Example taken from MVEL site:
Usually expression languages support traversing your object graph (collections) and
accessing members in JSP EL style (dot notation).
Also, I can suggest looking at OGNL (google it, I can't add more than one link)
精炼标准有多复杂?如果大多数都非常简单,我会很想从选项(3)开始,但要确保它封装在合适的接口后面,这样,如果您遇到过于复杂或效率低下而无法自己编写代码的东西,此时可以切换到内存数据库(如果设置临时表有开销,则可以批量切换到所有查询,或者仅切换到复杂的查询)。
How complex are the refining criteria? If the majority are quite simple, I'd be tempted to go for option (3) to start with, but make sure it's encapsulated behind a suitable interface so that if you come across something that is too complex or inefficient to code up yourself you can switch to the in-memory DB at that point (either wholesale for all queries, or just for the complex ones if there's an overhead in setting up the temporary tables).
选项 2 似乎不错 - 因为您可以在 1 和 1 之间切换。 2 根据需要。 3 在未来的数据大小问题方面也受到限制。
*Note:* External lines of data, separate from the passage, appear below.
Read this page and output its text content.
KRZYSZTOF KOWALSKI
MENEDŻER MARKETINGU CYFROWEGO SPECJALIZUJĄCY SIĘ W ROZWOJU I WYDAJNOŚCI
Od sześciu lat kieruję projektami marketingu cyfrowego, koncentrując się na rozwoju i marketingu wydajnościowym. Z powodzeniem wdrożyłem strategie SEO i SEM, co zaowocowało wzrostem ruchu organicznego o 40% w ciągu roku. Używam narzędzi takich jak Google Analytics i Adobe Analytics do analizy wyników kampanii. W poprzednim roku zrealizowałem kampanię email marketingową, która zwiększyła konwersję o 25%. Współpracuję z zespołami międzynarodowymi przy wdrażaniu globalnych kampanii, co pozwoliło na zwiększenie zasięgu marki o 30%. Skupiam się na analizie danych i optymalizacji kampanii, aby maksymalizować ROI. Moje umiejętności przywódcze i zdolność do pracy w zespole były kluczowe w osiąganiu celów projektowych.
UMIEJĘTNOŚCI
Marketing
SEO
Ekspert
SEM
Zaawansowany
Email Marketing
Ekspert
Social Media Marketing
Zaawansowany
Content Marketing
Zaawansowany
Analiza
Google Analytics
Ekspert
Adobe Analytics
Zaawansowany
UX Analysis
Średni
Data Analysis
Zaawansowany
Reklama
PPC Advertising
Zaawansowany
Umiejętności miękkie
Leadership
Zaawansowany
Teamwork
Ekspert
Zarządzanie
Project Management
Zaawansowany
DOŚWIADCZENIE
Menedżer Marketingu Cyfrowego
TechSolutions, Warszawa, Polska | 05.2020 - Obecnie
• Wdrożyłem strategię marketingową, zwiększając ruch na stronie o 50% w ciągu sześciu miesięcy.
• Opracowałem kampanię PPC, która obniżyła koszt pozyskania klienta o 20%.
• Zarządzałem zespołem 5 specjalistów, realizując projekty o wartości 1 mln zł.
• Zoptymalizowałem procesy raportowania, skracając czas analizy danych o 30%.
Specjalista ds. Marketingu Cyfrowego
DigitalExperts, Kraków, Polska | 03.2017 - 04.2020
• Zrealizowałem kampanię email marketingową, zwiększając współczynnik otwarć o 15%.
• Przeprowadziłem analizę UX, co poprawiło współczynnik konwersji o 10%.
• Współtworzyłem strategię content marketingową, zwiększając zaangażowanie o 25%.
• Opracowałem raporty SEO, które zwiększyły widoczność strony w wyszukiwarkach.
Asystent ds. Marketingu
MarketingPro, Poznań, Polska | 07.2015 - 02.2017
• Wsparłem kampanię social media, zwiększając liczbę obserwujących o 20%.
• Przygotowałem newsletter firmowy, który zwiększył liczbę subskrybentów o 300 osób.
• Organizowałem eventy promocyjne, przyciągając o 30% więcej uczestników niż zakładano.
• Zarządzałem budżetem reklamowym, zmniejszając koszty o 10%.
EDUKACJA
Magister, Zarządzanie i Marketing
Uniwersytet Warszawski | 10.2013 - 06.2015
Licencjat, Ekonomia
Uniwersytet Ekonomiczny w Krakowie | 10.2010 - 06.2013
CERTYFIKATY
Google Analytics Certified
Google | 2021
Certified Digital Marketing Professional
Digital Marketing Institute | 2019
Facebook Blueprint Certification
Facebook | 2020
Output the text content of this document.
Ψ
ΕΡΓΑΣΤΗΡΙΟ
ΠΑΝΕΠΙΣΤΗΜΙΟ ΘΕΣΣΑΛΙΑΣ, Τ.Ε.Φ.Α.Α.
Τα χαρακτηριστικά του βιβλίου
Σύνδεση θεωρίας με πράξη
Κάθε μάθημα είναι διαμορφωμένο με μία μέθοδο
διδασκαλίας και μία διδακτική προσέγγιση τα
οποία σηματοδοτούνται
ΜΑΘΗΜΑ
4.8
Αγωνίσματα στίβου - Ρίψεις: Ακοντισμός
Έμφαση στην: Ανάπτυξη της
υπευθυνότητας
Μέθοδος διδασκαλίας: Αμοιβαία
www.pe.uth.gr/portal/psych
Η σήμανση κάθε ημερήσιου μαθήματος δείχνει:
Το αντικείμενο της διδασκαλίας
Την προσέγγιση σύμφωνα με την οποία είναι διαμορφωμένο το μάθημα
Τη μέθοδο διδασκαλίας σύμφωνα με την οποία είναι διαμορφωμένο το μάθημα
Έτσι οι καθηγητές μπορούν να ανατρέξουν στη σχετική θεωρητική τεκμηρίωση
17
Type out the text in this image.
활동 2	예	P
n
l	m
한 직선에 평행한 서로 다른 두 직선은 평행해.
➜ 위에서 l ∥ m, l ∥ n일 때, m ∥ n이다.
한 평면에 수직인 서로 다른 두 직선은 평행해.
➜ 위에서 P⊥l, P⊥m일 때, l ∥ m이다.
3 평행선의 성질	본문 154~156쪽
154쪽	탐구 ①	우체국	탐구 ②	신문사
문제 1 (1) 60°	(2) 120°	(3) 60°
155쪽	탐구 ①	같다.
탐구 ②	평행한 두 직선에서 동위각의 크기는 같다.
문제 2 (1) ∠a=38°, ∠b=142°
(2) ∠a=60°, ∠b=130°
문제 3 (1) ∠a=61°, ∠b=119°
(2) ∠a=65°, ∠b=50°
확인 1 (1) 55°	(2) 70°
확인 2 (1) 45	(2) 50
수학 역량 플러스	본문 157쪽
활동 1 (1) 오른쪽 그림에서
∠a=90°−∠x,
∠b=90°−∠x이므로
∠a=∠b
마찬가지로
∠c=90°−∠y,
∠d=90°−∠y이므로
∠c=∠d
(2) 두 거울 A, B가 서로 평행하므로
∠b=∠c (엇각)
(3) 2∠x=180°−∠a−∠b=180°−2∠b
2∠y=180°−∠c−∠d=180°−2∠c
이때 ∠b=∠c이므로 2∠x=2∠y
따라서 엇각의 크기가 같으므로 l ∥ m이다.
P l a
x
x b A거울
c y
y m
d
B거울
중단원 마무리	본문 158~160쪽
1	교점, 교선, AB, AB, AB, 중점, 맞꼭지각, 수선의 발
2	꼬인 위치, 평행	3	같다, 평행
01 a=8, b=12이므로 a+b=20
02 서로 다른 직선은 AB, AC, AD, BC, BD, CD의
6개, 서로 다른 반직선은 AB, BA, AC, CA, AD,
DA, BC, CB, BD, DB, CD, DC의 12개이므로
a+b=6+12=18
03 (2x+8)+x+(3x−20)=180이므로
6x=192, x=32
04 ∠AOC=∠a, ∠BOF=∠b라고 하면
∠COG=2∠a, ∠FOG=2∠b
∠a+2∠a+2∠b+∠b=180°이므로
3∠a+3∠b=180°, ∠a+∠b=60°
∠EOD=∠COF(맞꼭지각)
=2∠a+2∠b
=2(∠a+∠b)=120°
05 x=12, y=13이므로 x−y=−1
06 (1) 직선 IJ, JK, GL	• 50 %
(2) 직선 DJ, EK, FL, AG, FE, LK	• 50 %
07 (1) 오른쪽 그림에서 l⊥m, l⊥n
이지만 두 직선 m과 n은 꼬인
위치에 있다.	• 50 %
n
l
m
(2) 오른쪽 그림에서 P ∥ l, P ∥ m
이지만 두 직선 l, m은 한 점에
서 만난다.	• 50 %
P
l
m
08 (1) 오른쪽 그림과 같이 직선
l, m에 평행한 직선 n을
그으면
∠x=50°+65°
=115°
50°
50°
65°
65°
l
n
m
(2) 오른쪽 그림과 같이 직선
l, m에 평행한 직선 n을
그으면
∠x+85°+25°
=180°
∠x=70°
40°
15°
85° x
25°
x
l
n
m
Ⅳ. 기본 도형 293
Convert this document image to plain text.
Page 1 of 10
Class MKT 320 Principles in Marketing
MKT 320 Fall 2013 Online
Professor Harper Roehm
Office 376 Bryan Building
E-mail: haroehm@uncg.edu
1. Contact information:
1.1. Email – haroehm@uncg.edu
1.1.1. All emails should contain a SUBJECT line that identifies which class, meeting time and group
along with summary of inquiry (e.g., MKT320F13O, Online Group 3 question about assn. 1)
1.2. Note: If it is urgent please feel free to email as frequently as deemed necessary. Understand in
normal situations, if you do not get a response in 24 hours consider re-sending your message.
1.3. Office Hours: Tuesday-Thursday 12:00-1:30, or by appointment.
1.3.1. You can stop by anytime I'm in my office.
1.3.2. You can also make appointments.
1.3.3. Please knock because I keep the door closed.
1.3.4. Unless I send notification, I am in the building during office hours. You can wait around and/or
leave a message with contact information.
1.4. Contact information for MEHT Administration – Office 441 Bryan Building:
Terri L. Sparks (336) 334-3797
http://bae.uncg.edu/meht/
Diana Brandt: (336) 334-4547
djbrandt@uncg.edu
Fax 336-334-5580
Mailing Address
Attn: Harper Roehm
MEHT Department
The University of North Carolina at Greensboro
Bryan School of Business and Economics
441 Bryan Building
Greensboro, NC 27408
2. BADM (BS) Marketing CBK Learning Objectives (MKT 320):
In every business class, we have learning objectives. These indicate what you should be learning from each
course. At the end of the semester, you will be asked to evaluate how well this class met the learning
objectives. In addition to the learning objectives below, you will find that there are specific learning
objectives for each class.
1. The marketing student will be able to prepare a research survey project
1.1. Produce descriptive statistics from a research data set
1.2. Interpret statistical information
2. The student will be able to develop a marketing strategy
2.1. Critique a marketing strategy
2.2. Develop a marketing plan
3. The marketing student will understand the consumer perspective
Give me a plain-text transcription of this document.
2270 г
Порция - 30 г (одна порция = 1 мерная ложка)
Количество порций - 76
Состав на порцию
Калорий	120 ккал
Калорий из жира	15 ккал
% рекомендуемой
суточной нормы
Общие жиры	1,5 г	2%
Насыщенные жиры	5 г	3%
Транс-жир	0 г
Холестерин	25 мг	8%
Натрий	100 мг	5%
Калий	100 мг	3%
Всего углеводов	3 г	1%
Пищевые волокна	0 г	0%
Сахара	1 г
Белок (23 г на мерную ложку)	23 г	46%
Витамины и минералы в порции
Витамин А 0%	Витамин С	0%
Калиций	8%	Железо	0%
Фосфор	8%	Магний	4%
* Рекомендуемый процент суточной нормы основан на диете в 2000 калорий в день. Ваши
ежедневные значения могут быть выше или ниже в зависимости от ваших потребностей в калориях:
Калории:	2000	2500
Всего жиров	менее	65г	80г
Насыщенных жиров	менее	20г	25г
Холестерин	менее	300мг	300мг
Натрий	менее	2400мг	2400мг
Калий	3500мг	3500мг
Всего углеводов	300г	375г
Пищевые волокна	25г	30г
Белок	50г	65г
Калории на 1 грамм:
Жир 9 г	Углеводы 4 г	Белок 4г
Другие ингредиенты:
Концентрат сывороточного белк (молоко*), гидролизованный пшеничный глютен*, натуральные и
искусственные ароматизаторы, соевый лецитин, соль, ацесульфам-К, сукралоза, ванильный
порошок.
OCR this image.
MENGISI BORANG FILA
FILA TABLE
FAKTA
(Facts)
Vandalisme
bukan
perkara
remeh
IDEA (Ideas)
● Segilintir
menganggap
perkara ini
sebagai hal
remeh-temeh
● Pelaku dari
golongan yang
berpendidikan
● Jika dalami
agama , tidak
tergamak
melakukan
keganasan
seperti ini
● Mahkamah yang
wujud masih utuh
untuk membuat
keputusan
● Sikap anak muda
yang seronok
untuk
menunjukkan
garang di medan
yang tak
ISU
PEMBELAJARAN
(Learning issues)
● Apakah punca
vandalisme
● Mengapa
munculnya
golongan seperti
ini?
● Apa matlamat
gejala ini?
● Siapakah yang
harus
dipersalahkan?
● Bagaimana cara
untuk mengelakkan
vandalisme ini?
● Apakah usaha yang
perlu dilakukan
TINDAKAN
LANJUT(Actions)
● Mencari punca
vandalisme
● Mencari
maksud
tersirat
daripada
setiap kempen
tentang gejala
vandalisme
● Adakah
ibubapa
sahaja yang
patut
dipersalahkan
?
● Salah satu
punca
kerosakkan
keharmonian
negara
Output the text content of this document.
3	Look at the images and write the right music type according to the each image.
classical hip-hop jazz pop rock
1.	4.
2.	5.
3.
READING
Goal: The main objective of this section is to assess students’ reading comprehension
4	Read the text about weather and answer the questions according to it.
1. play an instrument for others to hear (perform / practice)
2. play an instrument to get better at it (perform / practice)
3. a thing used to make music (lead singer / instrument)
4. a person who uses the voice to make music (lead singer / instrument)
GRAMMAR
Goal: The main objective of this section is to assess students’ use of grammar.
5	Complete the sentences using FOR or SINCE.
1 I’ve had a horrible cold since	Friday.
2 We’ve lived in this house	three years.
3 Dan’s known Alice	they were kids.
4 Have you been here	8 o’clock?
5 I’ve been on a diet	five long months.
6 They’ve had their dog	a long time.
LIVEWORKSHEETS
查询对象意味着对存储和查询的代码结构有更大的依赖性。
也许最好的做法是包含一些缓存机制(ehcache/memcache)以及选项 2 的使用,然后进行分析以检查性能差异。
Option 2 seems to be good - since you can toggle between 1 & 2 as per need. 3 is restricted in terms of future data sizing issue as well. Querying objects would imply greater dependency on the code structure for storage and querying.
Probably it would be good idea to include some caching mechanism (ehcache/memcache) along with usage of Option 2 and then profiling to check the performance difference.